Volatile organic compounds (VOCs) released from bacterial species have been reported as plant growth inducers. In this sense, Lactuca sativa was used as model vegetable to prospect the effects of 2-nonanone released by Bacillus sp. BCT9 at cellular and organ structure level, so we present preliminary results about the physiological effects. In this study, 2-day-old L. sativa were exposed to 2-nonanone for 10 days under two delivery systems: 1) 2-nonanone (abrupt delivery) and 2) 2-nonanone + lanolin (controlled delivery). The X-ray elemental microanalysis, scanning electron and confocal laser microscopies techniques were used to evaluate physiological changes “in vivo” conditions. The results indicated that 2-nonanone increased root and shoot length independently of 2-nonanone delivery system after 7 days of exposition. Additionally, 2-nonanone elicited the increase of anthocyanin and not affects chlorophyll content and electrolyte leakage percentage. The abrupt delivery elicited the increase of both length and density of root hair without causing changes in size of cell epidermis, while controlled delivery induced stomatal opening. Besides, 2-nonanone exposition did not modify the composition and distribution of carbon, nitrogen, phosphorus, potassium, and chlorine in the surface of plant tissue.
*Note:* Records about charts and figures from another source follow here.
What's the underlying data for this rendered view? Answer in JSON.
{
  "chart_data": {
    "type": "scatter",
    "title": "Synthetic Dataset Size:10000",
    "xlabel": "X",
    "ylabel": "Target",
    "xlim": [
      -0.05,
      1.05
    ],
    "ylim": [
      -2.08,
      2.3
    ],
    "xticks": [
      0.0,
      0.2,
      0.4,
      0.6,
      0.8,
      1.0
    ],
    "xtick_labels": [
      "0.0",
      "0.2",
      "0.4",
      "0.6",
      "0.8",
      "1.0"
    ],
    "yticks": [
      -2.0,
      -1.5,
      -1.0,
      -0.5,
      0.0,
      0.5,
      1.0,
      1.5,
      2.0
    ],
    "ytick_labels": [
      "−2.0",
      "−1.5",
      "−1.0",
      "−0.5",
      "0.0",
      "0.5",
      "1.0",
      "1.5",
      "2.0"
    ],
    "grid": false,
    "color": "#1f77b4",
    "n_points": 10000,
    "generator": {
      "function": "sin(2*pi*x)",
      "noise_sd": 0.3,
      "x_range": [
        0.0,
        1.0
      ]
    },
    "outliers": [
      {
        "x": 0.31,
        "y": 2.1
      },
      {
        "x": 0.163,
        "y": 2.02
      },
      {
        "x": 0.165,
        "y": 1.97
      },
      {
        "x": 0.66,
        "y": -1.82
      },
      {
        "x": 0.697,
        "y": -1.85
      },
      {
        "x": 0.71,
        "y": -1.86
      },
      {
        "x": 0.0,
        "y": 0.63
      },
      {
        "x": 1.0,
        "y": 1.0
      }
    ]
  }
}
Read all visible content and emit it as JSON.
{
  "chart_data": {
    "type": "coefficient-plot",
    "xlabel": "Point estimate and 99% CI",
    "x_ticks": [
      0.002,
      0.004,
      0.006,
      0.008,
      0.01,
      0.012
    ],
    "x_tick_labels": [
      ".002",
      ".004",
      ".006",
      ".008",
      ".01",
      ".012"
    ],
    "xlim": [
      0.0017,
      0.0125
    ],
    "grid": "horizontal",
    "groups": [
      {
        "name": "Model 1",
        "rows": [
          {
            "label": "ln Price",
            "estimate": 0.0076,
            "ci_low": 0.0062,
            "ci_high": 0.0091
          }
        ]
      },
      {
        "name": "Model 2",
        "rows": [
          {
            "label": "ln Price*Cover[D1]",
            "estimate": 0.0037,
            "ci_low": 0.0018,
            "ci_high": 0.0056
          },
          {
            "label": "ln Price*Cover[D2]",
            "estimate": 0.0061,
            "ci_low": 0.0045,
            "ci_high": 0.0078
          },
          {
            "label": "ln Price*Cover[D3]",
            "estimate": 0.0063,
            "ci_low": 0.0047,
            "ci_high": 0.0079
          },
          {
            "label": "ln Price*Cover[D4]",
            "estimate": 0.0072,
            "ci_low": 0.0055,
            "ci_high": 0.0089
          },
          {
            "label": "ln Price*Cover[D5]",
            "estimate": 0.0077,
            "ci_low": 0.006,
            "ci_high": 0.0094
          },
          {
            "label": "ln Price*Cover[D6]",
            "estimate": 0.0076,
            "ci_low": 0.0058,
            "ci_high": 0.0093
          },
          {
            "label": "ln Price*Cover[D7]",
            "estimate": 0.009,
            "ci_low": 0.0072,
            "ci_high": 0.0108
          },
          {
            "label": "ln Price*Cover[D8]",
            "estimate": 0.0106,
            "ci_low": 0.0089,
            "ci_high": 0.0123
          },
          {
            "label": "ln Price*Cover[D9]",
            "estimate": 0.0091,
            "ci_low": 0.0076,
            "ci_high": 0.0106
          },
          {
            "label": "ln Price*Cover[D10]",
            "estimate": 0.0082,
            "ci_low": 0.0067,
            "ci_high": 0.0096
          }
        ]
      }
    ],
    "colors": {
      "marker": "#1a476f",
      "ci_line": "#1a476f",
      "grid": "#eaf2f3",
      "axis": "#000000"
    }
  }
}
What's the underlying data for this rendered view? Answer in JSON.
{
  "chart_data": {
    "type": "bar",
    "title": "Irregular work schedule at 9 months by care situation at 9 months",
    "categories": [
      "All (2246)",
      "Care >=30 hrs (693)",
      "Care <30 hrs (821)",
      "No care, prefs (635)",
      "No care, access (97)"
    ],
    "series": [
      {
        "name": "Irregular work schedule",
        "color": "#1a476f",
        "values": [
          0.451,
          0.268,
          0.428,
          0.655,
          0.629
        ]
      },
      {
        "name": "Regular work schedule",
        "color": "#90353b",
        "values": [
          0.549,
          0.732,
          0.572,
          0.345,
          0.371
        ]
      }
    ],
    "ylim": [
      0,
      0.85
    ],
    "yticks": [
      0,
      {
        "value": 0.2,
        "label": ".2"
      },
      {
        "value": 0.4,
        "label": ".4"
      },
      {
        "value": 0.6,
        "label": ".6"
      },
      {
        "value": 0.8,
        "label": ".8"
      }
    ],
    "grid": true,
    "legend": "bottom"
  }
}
The results suggested that 2-nonanone acts as a bacterial signal molecule to elicit changes related to root development without damaging the external morphology while epidermal cells at leaf level are not affected, suggesting that 2-nonanone can be an important tool to apply to vegetables.

从细菌物种释放的挥发性有机化合物（VOC）已被报道为植物生长诱导剂。从这个意义上说，紫花苜蓿被用作模型蔬菜，以研究芽孢杆菌属（Bacillus sp。）释放的2-壬酮的作用。BCT9在细胞和器官结构水平上，因此我们提供了有关生理效应的初步结果。在这项研究中，2天大的L. sativa在两种递送系统下，将其暴露于2-壬酮10天：1）2-壬酮（突然递送）和2）2-壬酮+羊毛脂（受控递送）。X射线元素显微分析，扫描电子和共聚焦激光显微技术被用于评估“体内”条件下的生理变化。结果表明，暴露2天后2-壬酮能独立于2-壬酮传递系统而增加根和茎长。另外，2-壬酮引起花色苷的增加，并且不影响叶绿素含量和电解质渗漏百分比。突然的输送引起根毛的长度和密度的增加，而不会引起细胞表皮大小的改变，而受控的输送引起气孔开放。除了，2-壬酮暴露不会改变植物组织表面碳，氮，磷，钾和氯的组成和分布。结果表明2-壬酮是一种细菌信号分子，可引起与根发育相关的变化，而不会损害外部形态，而叶面的表皮细胞不受影响，表明2-壬酮可能是应用于蔬菜的重要工具。